The little oxygen left in the body is quickly depleted by aerobic microbes and cellular metabolism naturally present in the gastrointestinal and respiratory tracts. This, in turn, creates the perfect conditions for anaerobic organism proliferation. These multiply and consume the ammonia, hydrogen sulfide and carbohydrates present in the body. After the proliferation of microbial, is the second decomposition stage which is called bloat.
This is the stage where the body shows visible signs of decomposition. In bloat stage, anaerobic metabolism takes place, and this leads to accumulation of different gases like methane, carbon dioxide and hydrogen sulfide. This accumulation of gases in the body’s cavity causes abdominal distention giving the cadaver (corpse) the bloated appearance. The integrity loss and pressure buildup from the gases may even cause rupture of the body.
If there is access of insects to the dead body, their maggots hatch and start feeding on the tissues of the body. This in turn causes hair to detach from the skin and skip to slip. The combination of gas accumulation and maggots feeding leads to skin ruptures that act as passages for the fluids and gases to the outside environment. The skin ruptures also allow oxygen access into the body, and this creates a conducive environment for aerobic microorganisms and fly larvae. This purge of fluids and gas result to the strong decaying odor.
This is the stage where there is great loss of mass. The loss of a dead body’s mass comes about as a result of maggot feeding and decomposition fluid purging to the surrounding environment. The fluids that have been purged accumulate around the body resulting in a CDI (Cadaver Decomposition Island). Tissues disintegration and liquefaction is now apparent in this stage, and the strong odors still persist. The end of this stage is characterized by the migration of maggots to the pupate from the body.
During this stage, decomposition is highly inhibited because there is no cadaveric material. In this stage, there is also reduced insect activity. When a carcass is on the soil, you will notice that the surrounding vegetation also dies.
During this stage, you may notice plant growth resurgence around the CDI. This is a sign that the nutrients in the surrounding soil are yet to resume to their normal levels. All that is now left of the cadaver is just dry skin, bones and cartilage. These will also become bleached and dry if they are exposed to the elements. If the cadaver has no tissue, it is said to have been completely skeletonized. However, if only parts of bones are exposed, it is said to be partially skeletonized.
How Long Does It Take for a Body to Decompose at Sea?
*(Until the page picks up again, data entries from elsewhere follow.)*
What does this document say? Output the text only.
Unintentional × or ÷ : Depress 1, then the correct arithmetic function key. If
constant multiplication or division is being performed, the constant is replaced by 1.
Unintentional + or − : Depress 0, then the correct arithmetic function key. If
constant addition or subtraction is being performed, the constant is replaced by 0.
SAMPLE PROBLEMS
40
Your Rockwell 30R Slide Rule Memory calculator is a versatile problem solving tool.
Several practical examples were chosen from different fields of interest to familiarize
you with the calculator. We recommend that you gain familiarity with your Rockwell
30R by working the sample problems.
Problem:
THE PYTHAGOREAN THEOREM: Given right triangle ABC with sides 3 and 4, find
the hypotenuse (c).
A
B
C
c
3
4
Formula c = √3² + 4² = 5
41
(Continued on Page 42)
Decaying depends on the water’s temperatures. If the water is cold, the bacteria that cause bloating may work slowly such that the body may stay on the seabed. The skin peels away from underlying tissues after absorbing water in about a week’s time. Then sea lice, crabs and fish will nibble at the flesh. Cold water also causes Adipocere formation. Adipocere is a soapy, waxy substance that is formed from the body fat that partly protects a body from decomposition. There have been bodies that have been retrieved almost completely intact when in waters under 7 degrees Celsius after some weeks. However, after about 5 years, they were retrieved as a recognizable skeleton.
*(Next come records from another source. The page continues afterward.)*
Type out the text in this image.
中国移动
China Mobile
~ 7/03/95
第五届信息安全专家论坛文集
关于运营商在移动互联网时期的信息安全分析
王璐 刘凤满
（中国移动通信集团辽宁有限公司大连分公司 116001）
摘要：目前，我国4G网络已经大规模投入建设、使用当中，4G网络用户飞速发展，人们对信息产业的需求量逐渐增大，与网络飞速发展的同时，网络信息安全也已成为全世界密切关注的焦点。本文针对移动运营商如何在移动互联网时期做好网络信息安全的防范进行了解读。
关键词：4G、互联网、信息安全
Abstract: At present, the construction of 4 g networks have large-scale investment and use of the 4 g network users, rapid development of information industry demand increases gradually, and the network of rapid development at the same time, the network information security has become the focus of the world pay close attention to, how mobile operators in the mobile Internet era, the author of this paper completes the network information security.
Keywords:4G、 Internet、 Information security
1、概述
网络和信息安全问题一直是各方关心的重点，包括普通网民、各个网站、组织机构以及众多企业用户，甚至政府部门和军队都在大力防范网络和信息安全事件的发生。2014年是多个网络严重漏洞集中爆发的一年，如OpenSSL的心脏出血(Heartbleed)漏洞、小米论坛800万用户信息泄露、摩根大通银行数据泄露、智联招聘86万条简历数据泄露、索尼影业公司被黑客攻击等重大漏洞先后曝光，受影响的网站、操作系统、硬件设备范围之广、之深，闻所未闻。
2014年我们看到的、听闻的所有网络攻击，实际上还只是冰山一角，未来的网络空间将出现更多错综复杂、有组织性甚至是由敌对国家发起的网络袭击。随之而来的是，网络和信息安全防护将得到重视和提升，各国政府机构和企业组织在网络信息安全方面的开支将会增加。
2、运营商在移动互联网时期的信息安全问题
In waters like the Arabian Sea (tropical waters), the story is different. Even a heavy weighted body floats to the surface after 3 or 4 days, and it is exposed to the sea birds and buffets from the sea waves. Scavenging and putrefaction creatures dismember the corpse in one or two weeks, and this eventually sinks the bones. The bones may be further broken down after some months, or years depending on the water’s acidity or be buried by marine silts.